Biographical Information:
- Name: Shah-Jahan(pseudonym),
- Age: 28
- Place of Birth: Bangladesh
- Current Residence: Rajbari
- Languages Spoken: Bengali, English
Dipa Mahbuba Yasmin: Can you tell us about your childhood? What do you remember most vividly?
Shah-Jahan: The river, always the river. The Padma was wide, calm in some seasons, violent in others. I remember the call to prayer rising over the water, carrying through the alleys. It was like the whole town breathed together at dusk. My earliest memories are of standing near the banks, the smell of wet soil, and imagining that the horizon itself was alive.

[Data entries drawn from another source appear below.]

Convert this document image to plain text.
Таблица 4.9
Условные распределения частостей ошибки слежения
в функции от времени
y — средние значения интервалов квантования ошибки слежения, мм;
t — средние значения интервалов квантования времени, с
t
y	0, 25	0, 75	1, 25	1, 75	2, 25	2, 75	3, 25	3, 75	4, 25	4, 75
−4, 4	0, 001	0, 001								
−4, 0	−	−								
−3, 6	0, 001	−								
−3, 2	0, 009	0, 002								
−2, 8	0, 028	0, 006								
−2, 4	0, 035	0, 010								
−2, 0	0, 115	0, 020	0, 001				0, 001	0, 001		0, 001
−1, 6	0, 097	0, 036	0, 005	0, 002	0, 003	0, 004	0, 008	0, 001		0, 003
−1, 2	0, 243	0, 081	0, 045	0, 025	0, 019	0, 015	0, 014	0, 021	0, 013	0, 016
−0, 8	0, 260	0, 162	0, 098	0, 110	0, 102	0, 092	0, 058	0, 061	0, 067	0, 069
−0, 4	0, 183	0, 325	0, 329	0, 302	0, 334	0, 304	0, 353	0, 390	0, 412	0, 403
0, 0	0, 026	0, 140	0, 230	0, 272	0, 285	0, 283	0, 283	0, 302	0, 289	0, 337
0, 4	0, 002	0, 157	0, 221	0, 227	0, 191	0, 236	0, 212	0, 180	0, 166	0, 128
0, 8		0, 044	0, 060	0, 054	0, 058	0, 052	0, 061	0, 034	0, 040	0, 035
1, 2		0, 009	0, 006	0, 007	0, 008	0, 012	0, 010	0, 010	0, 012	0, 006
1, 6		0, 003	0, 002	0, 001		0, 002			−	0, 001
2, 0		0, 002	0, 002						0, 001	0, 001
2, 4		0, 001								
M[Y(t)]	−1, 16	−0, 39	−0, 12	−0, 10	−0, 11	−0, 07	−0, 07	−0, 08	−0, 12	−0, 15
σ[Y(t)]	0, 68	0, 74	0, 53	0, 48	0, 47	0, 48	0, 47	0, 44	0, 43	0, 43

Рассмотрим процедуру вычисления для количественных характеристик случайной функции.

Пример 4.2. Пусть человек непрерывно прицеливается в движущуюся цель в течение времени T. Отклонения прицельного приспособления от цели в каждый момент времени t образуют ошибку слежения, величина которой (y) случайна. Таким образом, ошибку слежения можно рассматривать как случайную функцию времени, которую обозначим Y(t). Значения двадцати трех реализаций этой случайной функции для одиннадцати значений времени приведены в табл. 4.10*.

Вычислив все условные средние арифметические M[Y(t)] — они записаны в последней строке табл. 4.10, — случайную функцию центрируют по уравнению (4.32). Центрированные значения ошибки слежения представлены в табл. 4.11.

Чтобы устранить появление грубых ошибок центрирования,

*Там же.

Dipa Mahbuba Yasmin: When did you begin to understand yourself as different from those around you?
Shah-Jahan: From very young. I wore my mother’s saris before I even knew what that meant. The neighborhood children laughed, but I liked the way the fabric felt, the way it made me stand tall. Later, I understood: I am a woman. A trans woman. And though some people resisted that truth, my reflection never did.
Dipa Mahbuba Yasmin: You describe yourself as litho-romantic. Could you share what that means to you?
Shah-Jahan: It means I love without needing it returned. My heart is full of romances that live only in my imagination. I don’t want anyone to love me back. That would ruin it, in some way. My loves are one-sided, but they are vast. I build palaces inside myself—marble domes, gardens, verses. I am never without company, even if I walk alone.
Dipa: Do you remember the first time you fell in love like this?
Shah-Jahan: [laughs softly] Too many times. A poet in a book, a god in a story, a stranger whose face I never saw again. My friends ask, “Why don’t you date?” They don’t understand that my romances are already complete. They bloom in silence. To me, love is not about holding a hand in the market—it’s about holding an entire world in my imagination.
Dipa Mahbuba Yasmin: You also write poetry. How does writing connect with your solitude?
Shah-Jahan: Writing is how I tend to my garden of unspoken loves. Each poem is a garland for someone who never asked for it. I don’t share most of them. They are too fragile, like glass. But they give me peace. Sometimes I write as Mumtaz, waiting for Shah Jahan. Other times as Sita, in exile, listening for Rama. And sometimes, I am simply myself, dreaming of a poet from centuries ago.
Dipa: Some people describe solitude as loneliness. How do you see it?
Shah-Jahan: Loneliness is emptiness. Solitude is fullness. My solitude is my kingdom. I am its eternal queen. [smiles] People think I am missing something. I know I am not.
Dipa Mahbuba Yasmin: What do you dream of for your future?Shah-Jahan: To keep writing. To keep dreaming. To continue dressing in colors that remind me of the sky after rain. My Taj Mahal is already built—it lives inside me. I don’t need someone else to complete me. My life is already complete.